The breakthrough on a molecular level

Inside a lithium-ion battery is a substance, an electrolyte, made up of a liquid containing lithium salt. The positively-charged lithium ions in it ‘swim’ between the plus and minus of the battery as it charges and discharges. Especially when they reach the minus, the liquid and salt breaks down. This causes a layer of broken electrolyte to form, and the more stable this layer is, the longer the lifespan of the battery.  By making a cocktail of five different salts, the Delft scientists enabled this layer to become more stable, which improved its lifespan.

The mobility

Energy storage in batteries, such as that used for electric mobility and short-term storage of solar and wind energy, is essential for the energy transition. An extended service life only offers advantages; it makes the battery cheaper and less recycling is needed.

Lifespan is a particularly challenging factor for future lithium-ion batteries that are aiming for higher energy density levels which will ultimately allow an electric vehicle to travel farther. The current findings could therefore be of significance in accelerating the development and introduction of these types of new batteries.

A good example of this are silicon anodes from LeydenJar, a Dutch start-up, which can substantially increase the energy density of lithium-ion batteries. The company will be testing the electrolyte developed by Wagemaker and colleagues. If the cocktail of salts developed also works for LeydenJar, it would give the lithium-ion silicon technology a major boost.
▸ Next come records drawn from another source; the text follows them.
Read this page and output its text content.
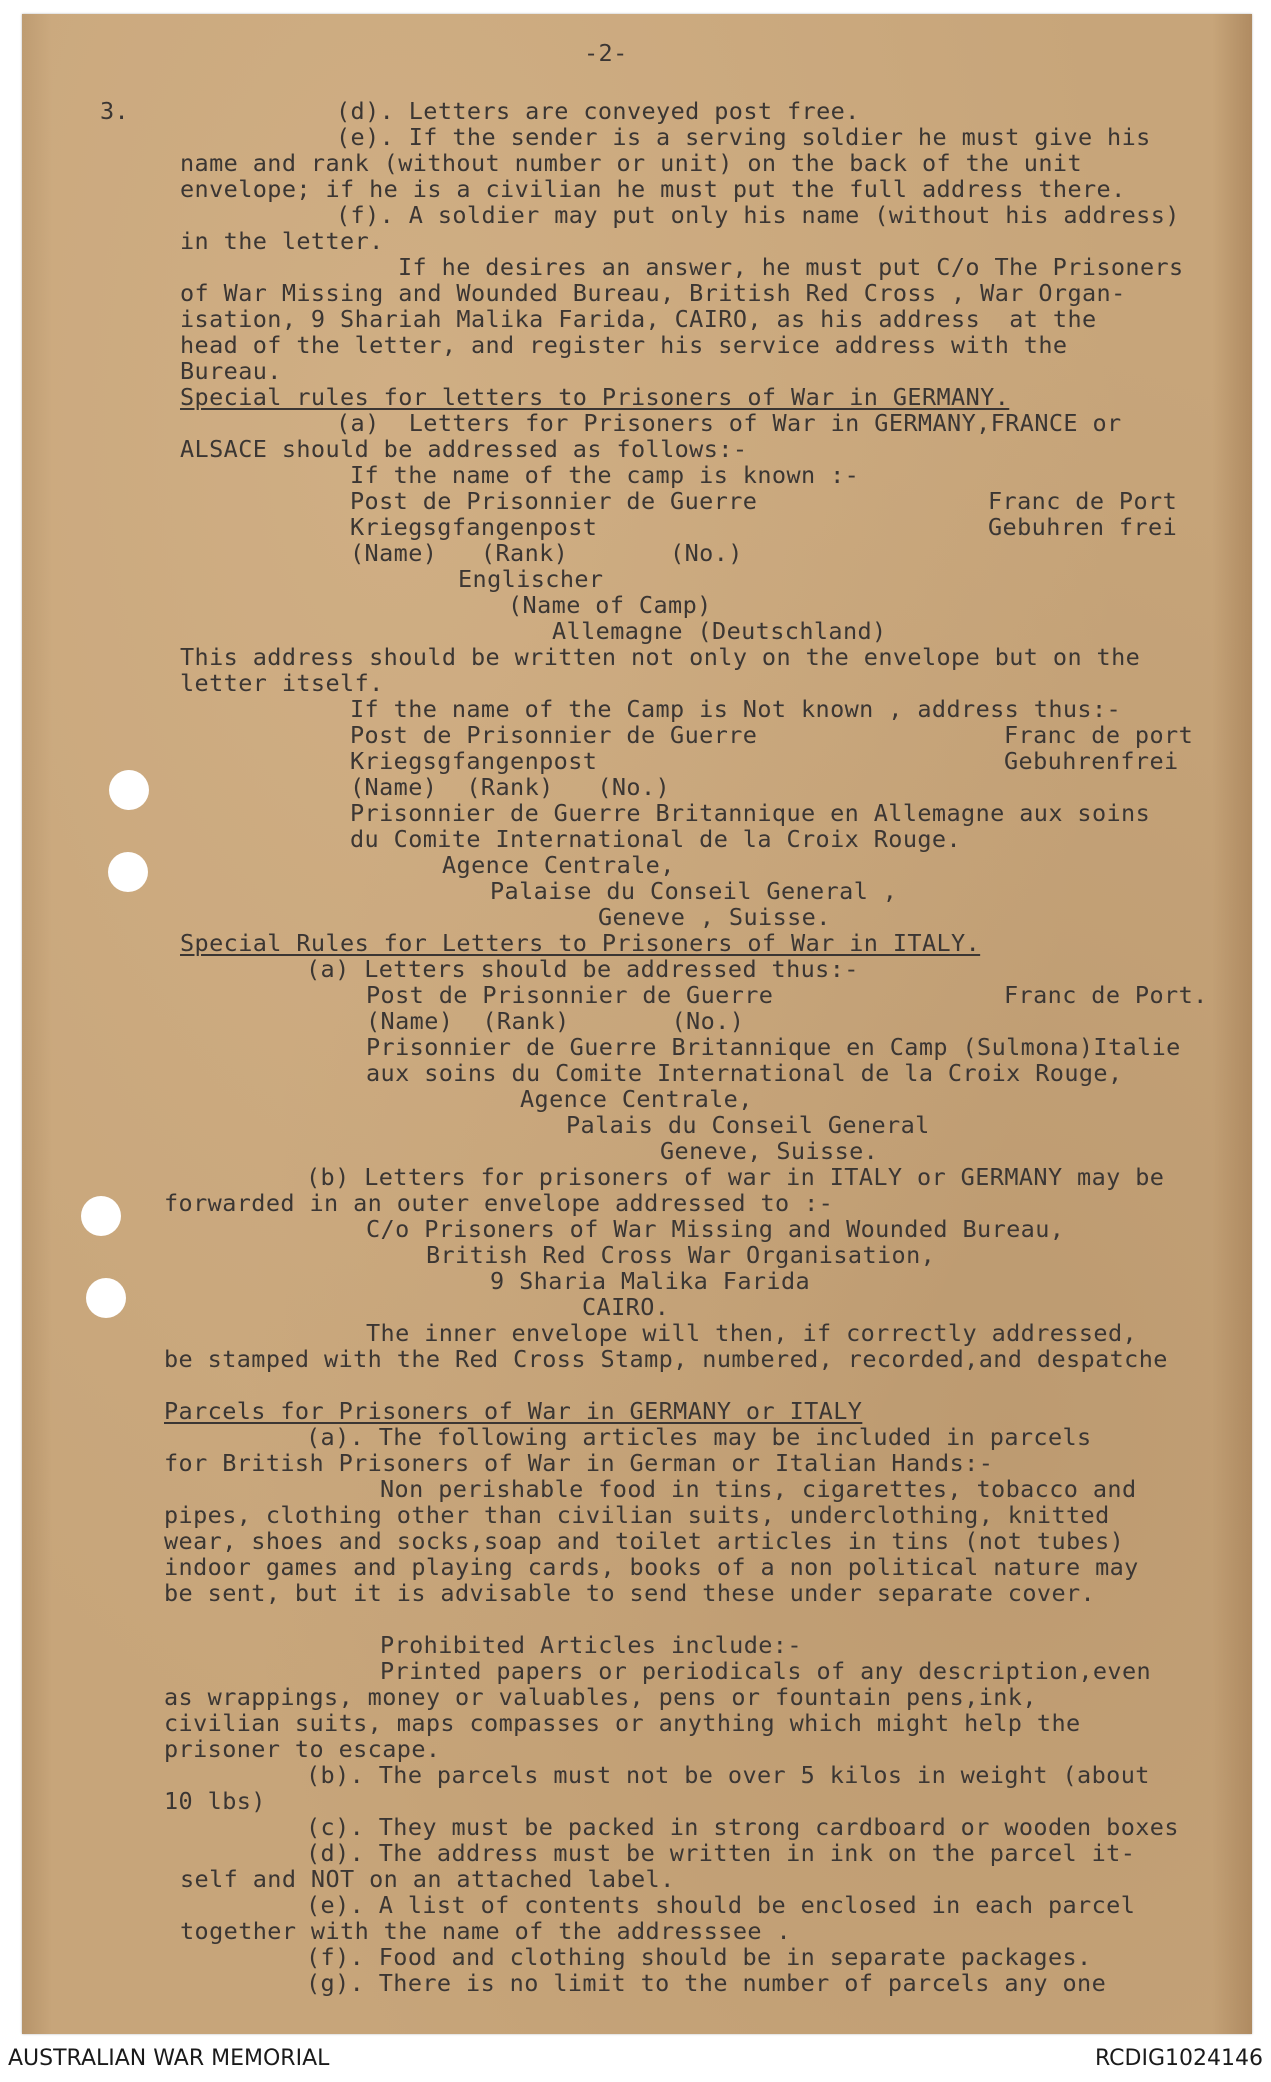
-2-
3.	(d). Letters are conveyed post free.
(e). If the sender is a serving soldier he must give his
name and rank (without number or unit) on the back of the unit
envelope; if he is a civilian he must put the full address there.
(f). A soldier may put only his name (without his address)
in the letter.
If he desires an answer, he must put C/o The Prisoners
of War Missing and Wounded Bureau, British Red Cross , War Organ-
isation, 9 Shariah Malika Farida, CAIRO, as his address  at the
head of the letter, and register his service address with the
Bureau.
Special rules for letters to Prisoners of War in GERMANY.
(a)  Letters for Prisoners of War in GERMANY,FRANCE or
ALSACE should be addressed as follows:-
If the name of the camp is known :-
Post de Prisonnier de Guerre	Franc de Port
Kriegsgfangenpost	Gebuhren frei
(Name)   (Rank)       (No.)
Englischer
(Name of Camp)
Allemagne (Deutschland)
This address should be written not only on the envelope but on the
letter itself.
If the name of the Camp is Not known , address thus:-
Post de Prisonnier de Guerre	Franc de port
Kriegsgfangenpost	Gebuhrenfrei
(Name)  (Rank)   (No.)
Prisonnier de Guerre Britannique en Allemagne aux soins
du Comite International de la Croix Rouge.
Agence Centrale,
Palaise du Conseil General ,
Geneve , Suisse.
Special Rules for Letters to Prisoners of War in ITALY.
(a) Letters should be addressed thus:-
Post de Prisonnier de Guerre	Franc de Port.
(Name)  (Rank)       (No.)
Prisonnier de Guerre Britannique en Camp (Sulmona)Italie
aux soins du Comite International de la Croix Rouge,
Agence Centrale,
Palais du Conseil General
Geneve, Suisse.
(b) Letters for prisoners of war in ITALY or GERMANY may be
forwarded in an outer envelope addressed to :-
C/o Prisoners of War Missing and Wounded Bureau,
British Red Cross War Organisation,
9 Sharia Malika Farida
CAIRO.
The inner envelope will then, if correctly addressed,
be stamped with the Red Cross Stamp, numbered, recorded,and despatche
Parcels for Prisoners of War in GERMANY or ITALY
(a). The following articles may be included in parcels
for British Prisoners of War in German or Italian Hands:-
Non perishable food in tins, cigarettes, tobacco and
pipes, clothing other than civilian suits, underclothing, knitted
wear, shoes and socks,soap and toilet articles in tins (not tubes)
indoor games and playing cards, books of a non political nature may
be sent, but it is advisable to send these under separate cover.
Prohibited Articles include:-
Printed papers or periodicals of any description,even
as wrappings, money or valuables, pens or fountain pens,ink,
civilian suits, maps compasses or anything which might help the
prisoner to escape.
(b). The parcels must not be over 5 kilos in weight (about
10 lbs)
(c). They must be packed in strong cardboard or wooden boxes
(d). The address must be written in ink on the parcel it-
self and NOT on an attached label.
(e). A list of contents should be enclosed in each parcel
together with the name of the addresssee .
(f). Food and clothing should be in separate packages.
(g). There is no limit to the number of parcels any one
AUSTRALIAN WAR MEMORIAL	RCDIG1024146
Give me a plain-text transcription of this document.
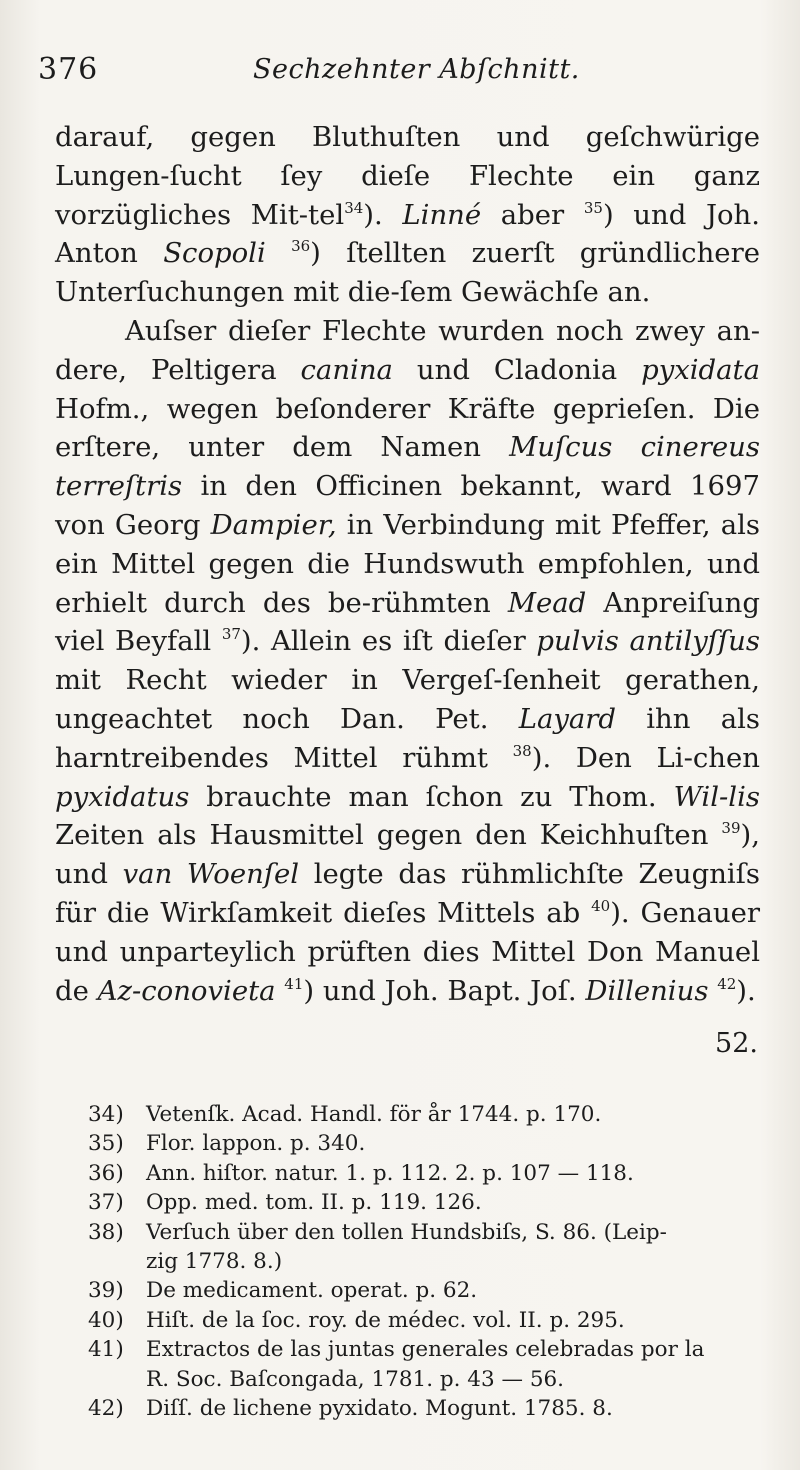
376	Sechzehnter Abſchnitt.

darauf, gegen Bluthuſten und geſchwürige Lungen-ſucht ſey dieſe Flechte ein ganz vorzügliches Mit-tel$^{34}$). Linné aber $^{35}$) und Joh. Anton Scopoli $^{36}$) ſtellten zuerſt gründlichere Unterſuchungen mit die-ſem Gewächſe an.

Auſser dieſer Flechte wurden noch zwey an-dere, Peltigera canina und Cladonia pyxidata Hofm., wegen beſonderer Kräfte geprieſen. Die erſtere, unter dem Namen Muſcus cinereus terreſtris in den Officinen bekannt, ward 1697 von Georg Dampier, in Verbindung mit Pfeffer, als ein Mittel gegen die Hundswuth empfohlen, und erhielt durch des be-rühmten Mead Anpreiſung viel Beyfall $^{37}$). Allein es iſt dieſer pulvis antilyſſus mit Recht wieder in Vergeſ-ſenheit gerathen, ungeachtet noch Dan. Pet. Layard ihn als harntreibendes Mittel rühmt $^{38}$). Den Li-chen pyxidatus brauchte man ſchon zu Thom. Wil-lis Zeiten als Hausmittel gegen den Keichhuſten $^{39}$), und van Woenſel legte das rühmlichſte Zeugniſs für die Wirkſamkeit dieſes Mittels ab $^{40}$). Genauer und unparteylich prüften dies Mittel Don Manuel de Az-conovieta $^{41}$) und Joh. Bapt. Joſ. Dillenius $^{42}$).

52.
34)	Vetenſk. Acad. Handl. för år 1744. p. 170.
35)	Flor. lappon. p. 340.
36)	Ann. hiſtor. natur. 1. p. 112. 2. p. 107 — 118.
37)	Opp. med. tom. II. p. 119. 126.
38)	Verſuch über den tollen Hundsbiſs, S. 86. (Leip-
zig 1778. 8.)
39)	De medicament. operat. p. 62.
40)	Hiſt. de la ſoc. roy. de médec. vol. II. p. 295.
41)	Extractos de las juntas generales celebradas por la
R. Soc. Baſcongada, 1781. p. 43 — 56.
42)	Diſſ. de lichene pyxidato. Mogunt. 1785. 8.
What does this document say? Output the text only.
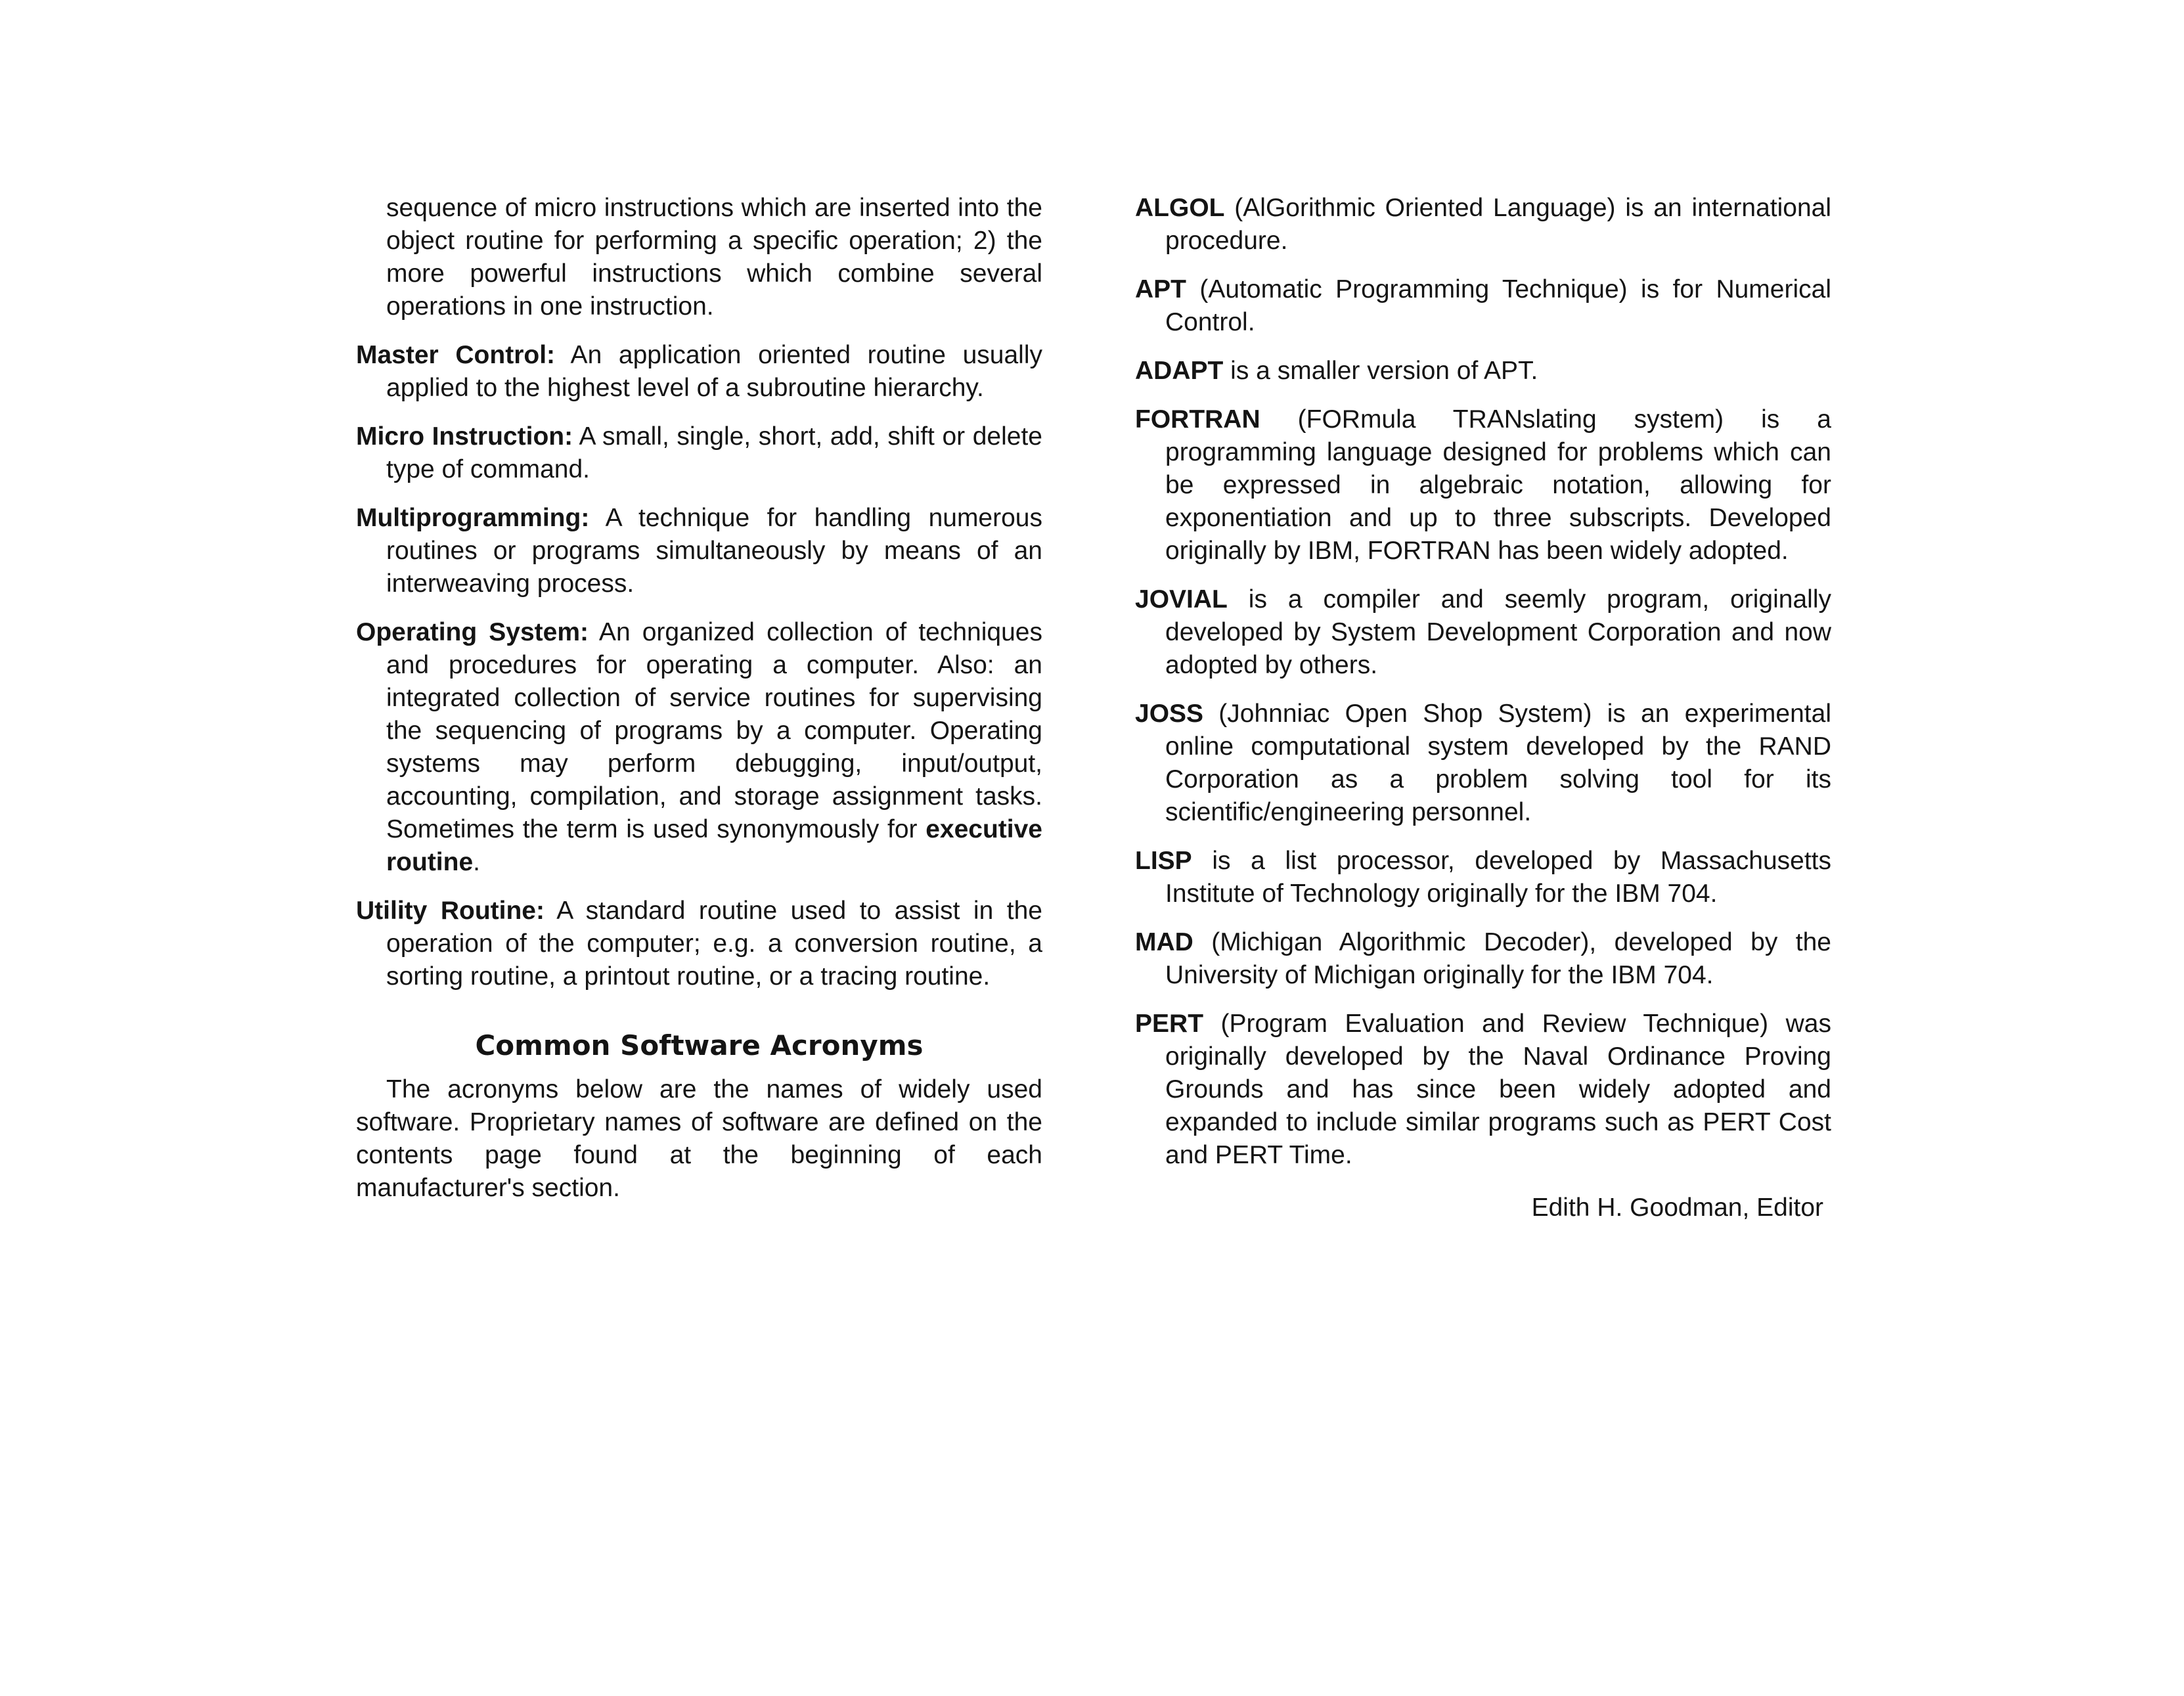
sequence of micro instructions which are inserted into the object routine for performing a specific operation; 2) the more powerful instructions which combine several operations in one instruction.

Master Control: An application oriented routine usually applied to the highest level of a subroutine hierarchy.

Micro Instruction: A small, single, short, add, shift or delete type of command.

Multiprogramming: A technique for handling numerous routines or programs simultaneously by means of an interweaving process.

Operating System: An organized collection of techniques and procedures for operating a computer. Also: an integrated collection of service routines for supervising the sequencing of programs by a computer. Operating systems may perform debugging, input/output, accounting, compilation, and storage assignment tasks. Sometimes the term is used synonymously for executive routine.

Utility Routine: A standard routine used to assist in the operation of the computer; e.g. a conversion routine, a sorting routine, a printout routine, or a tracing routine.

Common Software Acronyms

The acronyms below are the names of widely used software. Proprietary names of software are defined on the contents page found at the beginning of each manufacturer's section.

ALGOL (AlGorithmic Oriented Language) is an international procedure.

APT (Automatic Programming Technique) is for Numerical Control.

ADAPT is a smaller version of APT.

FORTRAN (FORmula TRANslating system) is a programming language designed for problems which can be expressed in algebraic notation, allowing for exponentiation and up to three subscripts. Developed originally by IBM, FORTRAN has been widely adopted.

JOVIAL is a compiler and seemly program, originally developed by System Development Corporation and now adopted by others.

JOSS (Johnniac Open Shop System) is an experimental online computational system developed by the RAND Corporation as a problem solving tool for its scientific/engineering personnel.

LISP is a list processor, developed by Massachusetts Institute of Technology originally for the IBM 704.

MAD (Michigan Algorithmic Decoder), developed by the University of Michigan originally for the IBM 704.

PERT (Program Evaluation and Review Technique) was originally developed by the Naval Ordinance Proving Grounds and has since been widely adopted and expanded to include similar programs such as PERT Cost and PERT Time.

Edith H. Goodman, Editor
Next generation of sodium-ion batteries

While lithium batteries are now universally adopted simply because they are the best type of battery at present, it remains to be seen whether there are enough lithium reserves in the world as demand for it is only increasing due to the energy transition.

“This is why we are also looking even further, and we want to explore the application of this electrolyte concept also in next-generation sodium-ion batteries, for instance, as sodium is readily available in the world and can be extracted from sea salt easily. Let’s say our solution does its job just as well in one of those sodium batteries, then this might help the introduction of this type of battery, which would make us less dependent on lithium.”

Turning the dials

That said, while LeydenJar is interested, and is testing the electrolyte in combination with their silicon anode technology, the Delft researchers are going back into the lab to do further research. In Wagemaker’s estimation, many things in these complex electrolytes still need to be better understood. “Perhaps with a more optimal mix of salts, the lifespan can be increased even further. We need to find out what the optimal combination is for each type of battery technology.”

Whether the new discovery can benefit the energy transition anytime soon is still hard to say. But the scientist is optimistic. “If LeydenJar achieves positive results, it could go very fast. But let’s see first, then believe.”